Мэри изумленно уставилась на него, застигнутая врасплох.
— Прошу прощения, сэр?
— Ох, прекратите, Мэри! И называйте меня просто Арчи, а не «сэр» и не «мистер Джонсон»! У нас все-таки обеденный перерыв.
Она положила вилку и нож и спокойно посмотрела на него. Они проработали вместе столько времени, что уже потеряли счет годам, но их отношения всегда носили сугубо деловой характер, и Мэри до сих пор с трудом давался непринужденный тон во время редких, но неизбежных встреч в нерабочей обстановке.
— Если вы имеете в виду, что в последнее время я изменилась, Арчи, то так и скажите. Я не обижусь.

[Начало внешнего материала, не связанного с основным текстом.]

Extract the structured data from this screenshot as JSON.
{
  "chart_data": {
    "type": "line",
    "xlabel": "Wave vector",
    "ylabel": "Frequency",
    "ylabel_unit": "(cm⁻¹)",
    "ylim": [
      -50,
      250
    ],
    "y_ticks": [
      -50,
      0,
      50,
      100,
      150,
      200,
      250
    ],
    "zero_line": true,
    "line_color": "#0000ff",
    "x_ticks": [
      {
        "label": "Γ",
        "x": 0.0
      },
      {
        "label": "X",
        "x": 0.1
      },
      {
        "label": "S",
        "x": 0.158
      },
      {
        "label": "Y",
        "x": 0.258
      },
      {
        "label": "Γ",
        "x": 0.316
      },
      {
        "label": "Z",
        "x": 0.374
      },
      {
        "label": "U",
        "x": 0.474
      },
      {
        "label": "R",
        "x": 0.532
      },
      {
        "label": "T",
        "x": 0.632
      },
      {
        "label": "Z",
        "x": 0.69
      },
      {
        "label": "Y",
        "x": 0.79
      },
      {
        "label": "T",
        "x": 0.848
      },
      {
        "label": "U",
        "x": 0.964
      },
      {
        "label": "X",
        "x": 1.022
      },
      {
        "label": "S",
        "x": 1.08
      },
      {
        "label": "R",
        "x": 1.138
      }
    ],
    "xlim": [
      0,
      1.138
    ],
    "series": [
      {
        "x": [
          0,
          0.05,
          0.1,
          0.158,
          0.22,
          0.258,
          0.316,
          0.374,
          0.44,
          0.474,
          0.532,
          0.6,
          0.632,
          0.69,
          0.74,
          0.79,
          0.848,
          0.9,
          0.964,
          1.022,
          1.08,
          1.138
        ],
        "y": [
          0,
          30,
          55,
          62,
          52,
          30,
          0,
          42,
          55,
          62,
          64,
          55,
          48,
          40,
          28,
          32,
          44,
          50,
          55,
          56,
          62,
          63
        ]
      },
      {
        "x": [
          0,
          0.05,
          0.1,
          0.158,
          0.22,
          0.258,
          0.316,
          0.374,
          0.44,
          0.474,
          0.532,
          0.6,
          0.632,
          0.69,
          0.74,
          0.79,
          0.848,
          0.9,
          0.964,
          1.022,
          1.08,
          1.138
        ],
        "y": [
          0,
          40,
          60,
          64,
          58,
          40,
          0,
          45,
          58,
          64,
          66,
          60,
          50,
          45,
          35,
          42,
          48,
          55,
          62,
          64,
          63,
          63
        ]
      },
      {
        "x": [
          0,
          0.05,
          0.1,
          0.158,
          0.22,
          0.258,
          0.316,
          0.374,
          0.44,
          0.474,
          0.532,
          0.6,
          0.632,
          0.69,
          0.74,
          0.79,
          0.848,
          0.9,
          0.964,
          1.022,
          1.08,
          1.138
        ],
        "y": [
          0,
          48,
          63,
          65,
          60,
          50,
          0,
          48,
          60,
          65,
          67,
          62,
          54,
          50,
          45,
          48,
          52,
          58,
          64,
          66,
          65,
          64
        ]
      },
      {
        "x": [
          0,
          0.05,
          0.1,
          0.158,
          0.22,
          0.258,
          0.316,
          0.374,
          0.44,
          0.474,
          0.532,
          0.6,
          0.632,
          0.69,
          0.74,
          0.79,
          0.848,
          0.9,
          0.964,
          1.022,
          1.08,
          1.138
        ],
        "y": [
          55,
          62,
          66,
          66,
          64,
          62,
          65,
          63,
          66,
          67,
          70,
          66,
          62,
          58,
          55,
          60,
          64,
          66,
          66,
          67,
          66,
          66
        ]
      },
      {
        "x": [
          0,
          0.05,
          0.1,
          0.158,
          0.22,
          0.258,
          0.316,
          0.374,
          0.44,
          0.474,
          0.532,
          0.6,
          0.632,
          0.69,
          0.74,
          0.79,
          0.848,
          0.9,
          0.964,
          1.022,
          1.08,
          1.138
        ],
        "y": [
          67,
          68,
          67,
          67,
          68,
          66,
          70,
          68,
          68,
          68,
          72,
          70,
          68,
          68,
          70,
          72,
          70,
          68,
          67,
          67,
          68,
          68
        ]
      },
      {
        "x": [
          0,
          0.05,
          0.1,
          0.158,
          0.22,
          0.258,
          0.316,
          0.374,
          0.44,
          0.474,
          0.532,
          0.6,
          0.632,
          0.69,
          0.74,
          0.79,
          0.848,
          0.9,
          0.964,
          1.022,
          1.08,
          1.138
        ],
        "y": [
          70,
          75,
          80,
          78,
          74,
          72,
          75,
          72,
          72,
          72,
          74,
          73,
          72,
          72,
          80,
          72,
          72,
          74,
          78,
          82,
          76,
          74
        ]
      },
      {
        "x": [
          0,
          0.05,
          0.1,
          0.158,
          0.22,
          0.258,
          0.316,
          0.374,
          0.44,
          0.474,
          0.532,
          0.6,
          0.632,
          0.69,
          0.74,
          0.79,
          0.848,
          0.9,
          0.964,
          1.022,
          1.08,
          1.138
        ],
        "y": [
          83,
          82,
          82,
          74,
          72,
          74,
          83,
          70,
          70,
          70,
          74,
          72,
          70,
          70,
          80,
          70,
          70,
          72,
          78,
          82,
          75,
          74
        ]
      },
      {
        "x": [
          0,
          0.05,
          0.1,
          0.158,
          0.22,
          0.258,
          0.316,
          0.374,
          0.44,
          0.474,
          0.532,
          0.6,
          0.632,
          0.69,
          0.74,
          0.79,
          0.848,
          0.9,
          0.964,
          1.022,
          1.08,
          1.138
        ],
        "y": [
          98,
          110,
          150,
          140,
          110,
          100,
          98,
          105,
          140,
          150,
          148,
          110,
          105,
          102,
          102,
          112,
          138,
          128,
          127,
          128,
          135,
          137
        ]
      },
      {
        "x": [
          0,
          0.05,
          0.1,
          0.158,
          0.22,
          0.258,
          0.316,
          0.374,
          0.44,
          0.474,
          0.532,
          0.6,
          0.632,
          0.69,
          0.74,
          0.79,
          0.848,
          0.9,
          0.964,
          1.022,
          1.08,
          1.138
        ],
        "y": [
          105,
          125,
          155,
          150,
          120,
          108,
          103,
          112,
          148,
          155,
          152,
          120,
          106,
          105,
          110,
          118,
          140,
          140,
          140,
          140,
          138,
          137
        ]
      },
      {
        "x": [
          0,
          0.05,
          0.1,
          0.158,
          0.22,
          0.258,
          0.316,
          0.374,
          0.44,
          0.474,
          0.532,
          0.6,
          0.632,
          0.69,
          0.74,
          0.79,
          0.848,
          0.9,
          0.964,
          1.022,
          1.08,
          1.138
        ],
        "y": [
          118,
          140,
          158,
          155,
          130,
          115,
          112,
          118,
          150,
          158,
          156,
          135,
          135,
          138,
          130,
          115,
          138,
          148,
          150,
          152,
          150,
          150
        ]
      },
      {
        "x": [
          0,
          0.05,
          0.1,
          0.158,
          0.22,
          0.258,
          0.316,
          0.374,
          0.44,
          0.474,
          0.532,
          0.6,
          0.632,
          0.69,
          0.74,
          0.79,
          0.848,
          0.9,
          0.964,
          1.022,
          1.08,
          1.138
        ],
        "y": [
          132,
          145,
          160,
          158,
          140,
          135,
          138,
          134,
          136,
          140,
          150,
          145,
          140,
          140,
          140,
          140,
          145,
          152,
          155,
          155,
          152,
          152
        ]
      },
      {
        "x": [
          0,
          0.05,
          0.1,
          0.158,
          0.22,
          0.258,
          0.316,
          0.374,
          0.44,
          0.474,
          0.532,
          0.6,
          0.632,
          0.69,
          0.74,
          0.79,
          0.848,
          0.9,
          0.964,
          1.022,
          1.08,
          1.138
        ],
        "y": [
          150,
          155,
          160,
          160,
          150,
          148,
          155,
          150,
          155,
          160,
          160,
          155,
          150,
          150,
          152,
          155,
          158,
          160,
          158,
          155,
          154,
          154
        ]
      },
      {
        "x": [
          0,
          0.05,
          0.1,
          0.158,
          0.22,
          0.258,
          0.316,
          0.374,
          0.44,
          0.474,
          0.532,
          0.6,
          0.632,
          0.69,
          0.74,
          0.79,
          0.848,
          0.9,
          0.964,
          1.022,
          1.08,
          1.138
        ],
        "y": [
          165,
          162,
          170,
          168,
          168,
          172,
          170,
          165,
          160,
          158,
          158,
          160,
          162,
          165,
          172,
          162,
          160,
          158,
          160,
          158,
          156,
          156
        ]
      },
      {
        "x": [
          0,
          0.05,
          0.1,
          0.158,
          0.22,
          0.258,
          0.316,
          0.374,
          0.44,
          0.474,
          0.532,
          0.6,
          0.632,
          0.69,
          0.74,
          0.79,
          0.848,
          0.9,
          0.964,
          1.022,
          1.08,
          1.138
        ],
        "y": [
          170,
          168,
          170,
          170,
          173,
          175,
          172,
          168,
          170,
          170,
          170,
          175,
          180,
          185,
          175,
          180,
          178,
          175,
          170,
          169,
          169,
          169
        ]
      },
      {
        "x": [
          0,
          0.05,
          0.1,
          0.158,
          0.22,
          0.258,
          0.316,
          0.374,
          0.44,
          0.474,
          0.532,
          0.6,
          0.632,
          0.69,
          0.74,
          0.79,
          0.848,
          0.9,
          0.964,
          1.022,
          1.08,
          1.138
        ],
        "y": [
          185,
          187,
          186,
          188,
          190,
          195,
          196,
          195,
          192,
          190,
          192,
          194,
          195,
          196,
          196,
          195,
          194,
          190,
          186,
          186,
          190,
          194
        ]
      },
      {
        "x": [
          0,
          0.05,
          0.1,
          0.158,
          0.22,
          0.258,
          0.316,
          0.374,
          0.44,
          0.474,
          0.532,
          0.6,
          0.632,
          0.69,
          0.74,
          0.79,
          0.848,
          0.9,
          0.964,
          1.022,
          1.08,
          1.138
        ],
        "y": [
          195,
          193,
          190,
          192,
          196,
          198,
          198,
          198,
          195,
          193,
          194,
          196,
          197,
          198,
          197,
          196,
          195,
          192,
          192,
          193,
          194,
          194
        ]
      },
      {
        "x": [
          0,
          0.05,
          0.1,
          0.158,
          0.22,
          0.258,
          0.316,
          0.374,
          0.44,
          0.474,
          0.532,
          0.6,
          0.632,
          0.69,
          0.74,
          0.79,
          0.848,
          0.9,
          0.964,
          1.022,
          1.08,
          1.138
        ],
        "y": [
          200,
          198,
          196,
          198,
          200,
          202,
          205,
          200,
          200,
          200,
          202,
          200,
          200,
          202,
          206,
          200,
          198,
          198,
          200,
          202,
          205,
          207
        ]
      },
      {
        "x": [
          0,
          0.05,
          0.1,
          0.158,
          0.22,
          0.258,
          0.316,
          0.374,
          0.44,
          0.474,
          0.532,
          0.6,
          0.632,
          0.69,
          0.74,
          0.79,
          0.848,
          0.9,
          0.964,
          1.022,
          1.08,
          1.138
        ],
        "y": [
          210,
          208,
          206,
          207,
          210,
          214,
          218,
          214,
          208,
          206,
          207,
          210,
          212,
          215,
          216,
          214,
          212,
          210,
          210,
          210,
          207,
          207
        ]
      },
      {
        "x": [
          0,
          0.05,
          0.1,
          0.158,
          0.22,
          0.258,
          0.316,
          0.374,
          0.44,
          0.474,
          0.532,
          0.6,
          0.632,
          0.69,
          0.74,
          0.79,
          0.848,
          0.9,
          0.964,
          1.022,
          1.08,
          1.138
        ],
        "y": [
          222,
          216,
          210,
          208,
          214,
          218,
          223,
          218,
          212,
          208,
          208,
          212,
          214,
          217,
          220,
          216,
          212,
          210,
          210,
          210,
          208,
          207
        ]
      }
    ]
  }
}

— Ну, именно это я и имею в виду. Вы изменились. О, вы по-прежнему остаетесь ужасной старой мегерой и наводите смертельный страх на наших младших машинисток, но вы изменились. Ей-богу, вы здорово изменились! Даже другие обитатели нашего маленького мирка заметили это. Во-первых, вы стали гораздо лучше выглядеть, словно наконец вышли на солнечный свет, а не прячетесь под камнем, точно слизень. И я своими ушами слышал, как на днях вы смеялись, когда эта дурочка Селеста паясничала.
Мэри слабо улыбнулась.
— Думаю, Арчи, резюмируя все вышесказанное, следует сказать, что я наконец-то стала человеком. Очаровательная фраза, не правда ли? Более избитого штампа не придумать.
— Но что же заставило старую деву вроде вас стать человеком после стольких-то лет? Вы завели приятеля?

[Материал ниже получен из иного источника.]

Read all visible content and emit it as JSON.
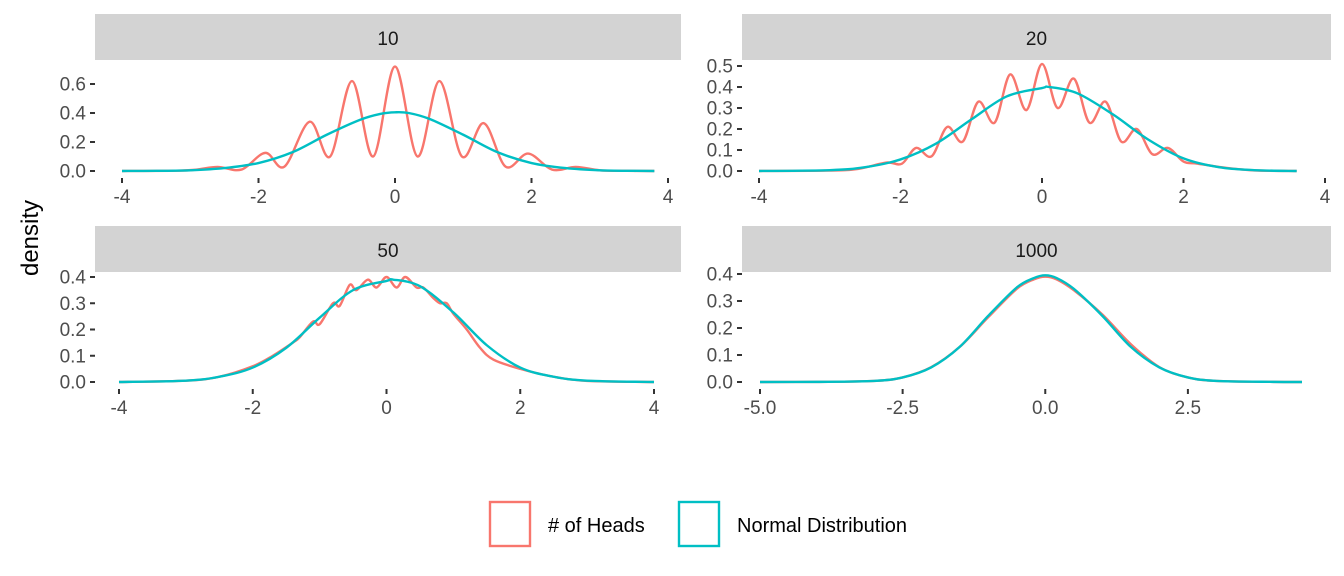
{
  "chart_data": {
    "type": "line",
    "ylabel": "density",
    "legend": {
      "placement": "bottom",
      "entries": [
        {
          "label": "# of Heads",
          "color": "#F8766D"
        },
        {
          "label": "Normal Distribution",
          "color": "#00BFC4"
        }
      ]
    },
    "panels": [
      {
        "strip": "10",
        "xlim": [
          -4,
          4
        ],
        "ylim": [
          0,
          0.7
        ],
        "xticks": [
          -4,
          -2,
          0,
          2,
          4
        ],
        "xtick_labels": [
          "-4",
          "-2",
          "0",
          "2",
          "4"
        ],
        "yticks": [
          0,
          0.2,
          0.4,
          0.6
        ],
        "ytick_labels": [
          "0.0",
          "0.2",
          "0.4",
          "0.6"
        ],
        "series": [
          {
            "name": "# of Heads",
            "color": "#F8766D",
            "x": [
              -4,
              -3.2,
              -2.9,
              -2.6,
              -2.25,
              -1.9,
              -1.62,
              -1.25,
              -0.95,
              -0.63,
              -0.32,
              0,
              0.33,
              0.65,
              0.98,
              1.3,
              1.62,
              1.95,
              2.3,
              2.65,
              3.0,
              3.4,
              3.8
            ],
            "y": [
              0,
              0.002,
              0.01,
              0.028,
              0.01,
              0.125,
              0.03,
              0.34,
              0.1,
              0.62,
              0.1,
              0.72,
              0.1,
              0.62,
              0.1,
              0.33,
              0.03,
              0.12,
              0.01,
              0.028,
              0.005,
              0.001,
              0
            ]
          },
          {
            "name": "Normal Distribution",
            "color": "#00BFC4",
            "x": [
              -4,
              -3.5,
              -3,
              -2.5,
              -2,
              -1.5,
              -1,
              -0.5,
              -0.2,
              0,
              0.2,
              0.5,
              1,
              1.5,
              2,
              2.5,
              3,
              3.5,
              3.8
            ],
            "y": [
              0,
              0.001,
              0.005,
              0.02,
              0.055,
              0.13,
              0.25,
              0.355,
              0.395,
              0.405,
              0.4,
              0.36,
              0.25,
              0.13,
              0.055,
              0.02,
              0.005,
              0.001,
              0
            ]
          }
        ]
      },
      {
        "strip": "20",
        "xlim": [
          -4,
          4
        ],
        "ylim": [
          0,
          0.5
        ],
        "xticks": [
          -4,
          -2,
          0,
          2,
          4
        ],
        "xtick_labels": [
          "-4",
          "-2",
          "0",
          "2",
          "4"
        ],
        "yticks": [
          0,
          0.1,
          0.2,
          0.3,
          0.4,
          0.5
        ],
        "ytick_labels": [
          "0.0",
          "0.1",
          "0.2",
          "0.3",
          "0.4",
          "0.5"
        ],
        "series": [
          {
            "name": "# of Heads",
            "color": "#F8766D",
            "x": [
              -4,
              -3,
              -2.6,
              -2.2,
              -1.98,
              -1.78,
              -1.56,
              -1.34,
              -1.12,
              -0.9,
              -0.67,
              -0.45,
              -0.22,
              0,
              0.22,
              0.45,
              0.67,
              0.9,
              1.12,
              1.34,
              1.56,
              1.78,
              2.0,
              2.2,
              2.6,
              3,
              3.6
            ],
            "y": [
              0,
              0.002,
              0.01,
              0.04,
              0.035,
              0.11,
              0.07,
              0.21,
              0.14,
              0.33,
              0.23,
              0.46,
              0.29,
              0.51,
              0.3,
              0.44,
              0.23,
              0.33,
              0.14,
              0.2,
              0.08,
              0.11,
              0.045,
              0.035,
              0.015,
              0.003,
              0
            ]
          },
          {
            "name": "Normal Distribution",
            "color": "#00BFC4",
            "x": [
              -4,
              -3,
              -2.5,
              -2,
              -1.5,
              -1,
              -0.5,
              0,
              0.1,
              0.5,
              1,
              1.5,
              2,
              2.5,
              3,
              3.6
            ],
            "y": [
              0,
              0.004,
              0.018,
              0.055,
              0.13,
              0.245,
              0.355,
              0.395,
              0.4,
              0.37,
              0.27,
              0.15,
              0.06,
              0.018,
              0.004,
              0
            ]
          }
        ]
      },
      {
        "strip": "50",
        "xlim": [
          -4,
          4
        ],
        "ylim": [
          0,
          0.4
        ],
        "xticks": [
          -4,
          -2,
          0,
          2,
          4
        ],
        "xtick_labels": [
          "-4",
          "-2",
          "0",
          "2",
          "4"
        ],
        "yticks": [
          0,
          0.1,
          0.2,
          0.3,
          0.4
        ],
        "ytick_labels": [
          "0.0",
          "0.1",
          "0.2",
          "0.3",
          "0.4"
        ],
        "series": [
          {
            "name": "# of Heads",
            "color": "#F8766D",
            "x": [
              -4,
              -3,
              -2.5,
              -2,
              -1.7,
              -1.4,
              -1.3,
              -1.1,
              -1.0,
              -0.8,
              -0.7,
              -0.55,
              -0.45,
              -0.28,
              -0.15,
              0,
              0.15,
              0.28,
              0.45,
              0.55,
              0.7,
              0.8,
              0.9,
              1.0,
              1.2,
              1.4,
              1.6,
              2,
              2.5,
              3,
              4
            ],
            "y": [
              0,
              0.005,
              0.02,
              0.06,
              0.1,
              0.15,
              0.17,
              0.23,
              0.22,
              0.3,
              0.29,
              0.37,
              0.35,
              0.39,
              0.36,
              0.4,
              0.36,
              0.4,
              0.36,
              0.36,
              0.32,
              0.3,
              0.3,
              0.26,
              0.2,
              0.13,
              0.085,
              0.05,
              0.02,
              0.004,
              0
            ]
          },
          {
            "name": "Normal Distribution",
            "color": "#00BFC4",
            "x": [
              -4,
              -3,
              -2.5,
              -2,
              -1.5,
              -1,
              -0.5,
              0,
              0.1,
              0.5,
              1,
              1.5,
              2,
              2.5,
              3,
              4
            ],
            "y": [
              0,
              0.005,
              0.02,
              0.055,
              0.13,
              0.245,
              0.35,
              0.385,
              0.39,
              0.365,
              0.265,
              0.14,
              0.055,
              0.02,
              0.005,
              0
            ]
          }
        ]
      },
      {
        "strip": "1000",
        "xlim": [
          -5,
          4.5
        ],
        "ylim": [
          0,
          0.4
        ],
        "xticks": [
          -5,
          -2.5,
          0,
          2.5
        ],
        "xtick_labels": [
          "-5.0",
          "-2.5",
          "0.0",
          "2.5"
        ],
        "yticks": [
          0,
          0.1,
          0.2,
          0.3,
          0.4
        ],
        "ytick_labels": [
          "0.0",
          "0.1",
          "0.2",
          "0.3",
          "0.4"
        ],
        "series": [
          {
            "name": "# of Heads",
            "color": "#F8766D",
            "x": [
              -5,
              -4,
              -3,
              -2.5,
              -2,
              -1.5,
              -1,
              -0.5,
              -0.2,
              0,
              0.2,
              0.5,
              1,
              1.5,
              2,
              2.5,
              3,
              4,
              4.5
            ],
            "y": [
              0,
              0.0005,
              0.004,
              0.017,
              0.055,
              0.13,
              0.24,
              0.345,
              0.38,
              0.39,
              0.38,
              0.34,
              0.25,
              0.14,
              0.055,
              0.017,
              0.004,
              0.0005,
              0
            ]
          },
          {
            "name": "Normal Distribution",
            "color": "#00BFC4",
            "x": [
              -5,
              -4,
              -3,
              -2.5,
              -2,
              -1.5,
              -1,
              -0.5,
              -0.2,
              0,
              0.2,
              0.5,
              1,
              1.5,
              2,
              2.5,
              3,
              4,
              4.5
            ],
            "y": [
              0,
              0.0005,
              0.004,
              0.017,
              0.054,
              0.13,
              0.245,
              0.35,
              0.385,
              0.395,
              0.385,
              0.345,
              0.245,
              0.13,
              0.054,
              0.017,
              0.004,
              0.0005,
              0
            ]
          }
        ]
      }
    ]
  }
}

— Можно и так сказать, хотя это совсем не то, о чем все наверняка думают. Есть вещи, мой дорогой Арчи, которые приносят старой деве гораздо больше радости, чем простое сексуальное удовлетворение.
— О, согласен с вами! Любовь ближнего, вот что творит чудеса, Мэри, восхитительное чувство своей нужности и незаменимости. Секс — всего лишь глазурь на кексе.
— Вы очень проницательны! Неудивительно, что мы столько лет так слаженно проработали вместе. В вас гораздо больше здравого смысла и чуткости, чем в среднестатистическом бизнесмене, Арчи.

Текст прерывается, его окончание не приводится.